Él mismo formaba parte de una famosa cofradía de estacioneros de San Vicente, y llevó con orgullo en sus años mozos el estandarte, como creyente que interpretaba el sufrimiento y la humillación de Cristo, visitando las casas de las familias que instalaban un calvario, esas casas de las que la dueña sale con una vela encendida a recibirlos y en las que todos los presentes se arrodillan con unción y respeto para escucharlos e invitarlos después con mosto o caña blanca «clandé» fuerte.

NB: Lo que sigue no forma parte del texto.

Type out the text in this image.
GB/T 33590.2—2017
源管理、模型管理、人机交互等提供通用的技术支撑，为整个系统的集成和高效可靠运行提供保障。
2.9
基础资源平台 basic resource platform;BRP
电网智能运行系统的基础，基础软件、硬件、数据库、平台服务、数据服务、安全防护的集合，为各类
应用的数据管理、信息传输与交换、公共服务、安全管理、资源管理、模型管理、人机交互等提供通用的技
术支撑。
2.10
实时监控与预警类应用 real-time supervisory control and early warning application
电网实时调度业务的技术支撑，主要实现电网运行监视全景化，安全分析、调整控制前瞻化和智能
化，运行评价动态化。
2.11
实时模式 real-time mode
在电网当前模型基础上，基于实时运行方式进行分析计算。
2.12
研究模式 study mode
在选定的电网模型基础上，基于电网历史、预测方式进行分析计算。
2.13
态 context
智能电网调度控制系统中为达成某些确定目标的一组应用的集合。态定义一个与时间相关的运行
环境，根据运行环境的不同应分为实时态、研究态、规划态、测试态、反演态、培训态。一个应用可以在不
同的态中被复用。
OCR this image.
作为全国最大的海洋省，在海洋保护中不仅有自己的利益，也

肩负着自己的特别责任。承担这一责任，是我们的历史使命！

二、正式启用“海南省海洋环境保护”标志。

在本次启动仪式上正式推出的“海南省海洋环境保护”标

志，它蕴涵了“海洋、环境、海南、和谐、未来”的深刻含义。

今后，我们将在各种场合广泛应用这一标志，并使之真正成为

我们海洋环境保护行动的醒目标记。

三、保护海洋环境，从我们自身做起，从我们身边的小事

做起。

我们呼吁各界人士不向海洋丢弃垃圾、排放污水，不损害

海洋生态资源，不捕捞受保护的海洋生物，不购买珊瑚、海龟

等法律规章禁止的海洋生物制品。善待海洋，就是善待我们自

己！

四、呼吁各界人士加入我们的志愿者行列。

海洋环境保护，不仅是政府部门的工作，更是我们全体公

Sobre todo, el Jueves Santo, durante la recordación del lavatorio de los pies, y el Viernes Santo, por la mañana, recorriendo los cementerios, visitando tumbas y ofreciendo su canto a los fieles difuntos. Nuestro apasionado informante creyó ver en más de una oportunidad a parientes suyos fallecidos ya hace mucho tiempo sentarse sobre el panteón familiar a escucharlos con atención, y después esfumarse en la nada, tal como habían aparecido, sin explicación posible.

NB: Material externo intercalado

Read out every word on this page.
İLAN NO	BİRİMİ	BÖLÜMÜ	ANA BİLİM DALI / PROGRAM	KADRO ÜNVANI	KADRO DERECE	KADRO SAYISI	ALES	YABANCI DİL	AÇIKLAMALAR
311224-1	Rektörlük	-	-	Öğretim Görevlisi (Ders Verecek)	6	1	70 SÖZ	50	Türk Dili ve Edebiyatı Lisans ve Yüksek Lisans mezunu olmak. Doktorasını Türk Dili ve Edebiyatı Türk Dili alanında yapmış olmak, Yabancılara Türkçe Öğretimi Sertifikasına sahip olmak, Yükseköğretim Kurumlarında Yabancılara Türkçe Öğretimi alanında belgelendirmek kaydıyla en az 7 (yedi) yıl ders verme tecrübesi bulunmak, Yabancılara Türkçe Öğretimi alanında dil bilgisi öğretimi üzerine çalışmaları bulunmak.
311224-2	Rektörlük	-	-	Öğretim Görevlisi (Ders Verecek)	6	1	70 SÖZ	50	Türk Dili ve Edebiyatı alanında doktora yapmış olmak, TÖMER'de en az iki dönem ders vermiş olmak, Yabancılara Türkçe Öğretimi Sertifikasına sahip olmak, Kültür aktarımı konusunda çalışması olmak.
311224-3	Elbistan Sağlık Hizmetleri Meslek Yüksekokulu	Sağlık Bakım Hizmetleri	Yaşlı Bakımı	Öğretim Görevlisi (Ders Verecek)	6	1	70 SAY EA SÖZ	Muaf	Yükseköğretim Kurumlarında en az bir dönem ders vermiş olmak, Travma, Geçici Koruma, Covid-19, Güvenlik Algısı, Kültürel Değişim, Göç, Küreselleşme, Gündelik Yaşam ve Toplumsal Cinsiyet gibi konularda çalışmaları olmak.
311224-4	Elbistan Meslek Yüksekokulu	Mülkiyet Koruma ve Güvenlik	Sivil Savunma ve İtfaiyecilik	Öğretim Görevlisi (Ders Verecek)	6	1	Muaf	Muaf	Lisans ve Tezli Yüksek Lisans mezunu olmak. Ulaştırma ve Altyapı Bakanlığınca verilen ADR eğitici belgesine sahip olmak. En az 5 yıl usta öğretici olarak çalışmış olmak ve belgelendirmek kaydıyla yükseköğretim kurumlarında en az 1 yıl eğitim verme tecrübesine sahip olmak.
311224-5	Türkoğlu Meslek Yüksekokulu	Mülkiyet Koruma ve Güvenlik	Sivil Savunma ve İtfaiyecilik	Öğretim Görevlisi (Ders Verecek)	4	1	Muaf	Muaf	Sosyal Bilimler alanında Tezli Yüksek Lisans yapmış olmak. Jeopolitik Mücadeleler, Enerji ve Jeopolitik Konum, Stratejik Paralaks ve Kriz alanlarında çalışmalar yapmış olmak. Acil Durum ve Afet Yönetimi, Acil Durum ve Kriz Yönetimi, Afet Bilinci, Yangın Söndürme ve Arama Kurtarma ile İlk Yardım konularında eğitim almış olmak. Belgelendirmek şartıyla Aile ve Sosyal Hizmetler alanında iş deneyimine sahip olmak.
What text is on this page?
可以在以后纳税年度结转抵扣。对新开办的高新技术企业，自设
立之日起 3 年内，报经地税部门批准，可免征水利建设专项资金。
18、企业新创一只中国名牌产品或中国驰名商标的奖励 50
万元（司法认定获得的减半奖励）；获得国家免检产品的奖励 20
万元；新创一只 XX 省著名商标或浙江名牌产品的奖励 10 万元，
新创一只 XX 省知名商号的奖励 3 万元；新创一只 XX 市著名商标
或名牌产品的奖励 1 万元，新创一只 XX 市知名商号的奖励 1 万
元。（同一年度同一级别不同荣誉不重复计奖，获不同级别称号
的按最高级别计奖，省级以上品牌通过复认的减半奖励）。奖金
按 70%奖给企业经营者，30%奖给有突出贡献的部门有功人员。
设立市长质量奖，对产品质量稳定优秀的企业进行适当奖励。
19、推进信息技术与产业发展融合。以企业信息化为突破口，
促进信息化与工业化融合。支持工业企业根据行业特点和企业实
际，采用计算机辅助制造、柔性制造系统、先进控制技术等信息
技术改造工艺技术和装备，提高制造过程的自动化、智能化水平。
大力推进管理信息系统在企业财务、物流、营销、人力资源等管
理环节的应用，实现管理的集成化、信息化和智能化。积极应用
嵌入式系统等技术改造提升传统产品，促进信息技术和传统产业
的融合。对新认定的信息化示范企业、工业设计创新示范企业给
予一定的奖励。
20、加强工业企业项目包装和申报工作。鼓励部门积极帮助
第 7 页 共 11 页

Llevan estas letanías, sobrevivientes del tiempo de los primeros misioneros católicos, para adorar al Santísimo todo el sábado, hasta la misa de Gloria. Y la culminación, con el Tupãitû y la ceremonia del Tupãsy Ñuguaitî (cuando la madre, que tuvo que enterrar a su propio hijo, asesinado cobardemente, como un delincuente, por los impíos, después de haberse mantenido firme, sola y desolada, al pie de la cruz, con la pañoleta negra cubriéndole el rostro impoluto, cuando todos sus allegados los han abandonado por temor a correr la misma suerte, como recuerda y presenta el Evangelio de Juan, se encuentra, alborozada, con Jesús).

A veces, en esos senderos, se topan dos agrupaciones o más, y se retan a duelo en singular competencia de cánticos de pasioneros, que siguen horas y horas, y hasta días enteros, según la cantidad de repertorio que tengan, hasta que queda como vencedor uno solo, mientras los demás deben entregar sus cruces a la comisaría, presas. Justamente, don Silvio Martínez viajó a Roma, donde, aparte de sus estudios de dirección de televisión, aprendió el arameo, esa lengua de más de tres mil años que viene del hebreo y de los fenicios, para destruir a los más pintados de los rivales que encontraban en los caminos y en las calles, razón por la cual tiene una fama notable en la comunidad de los estacioneros.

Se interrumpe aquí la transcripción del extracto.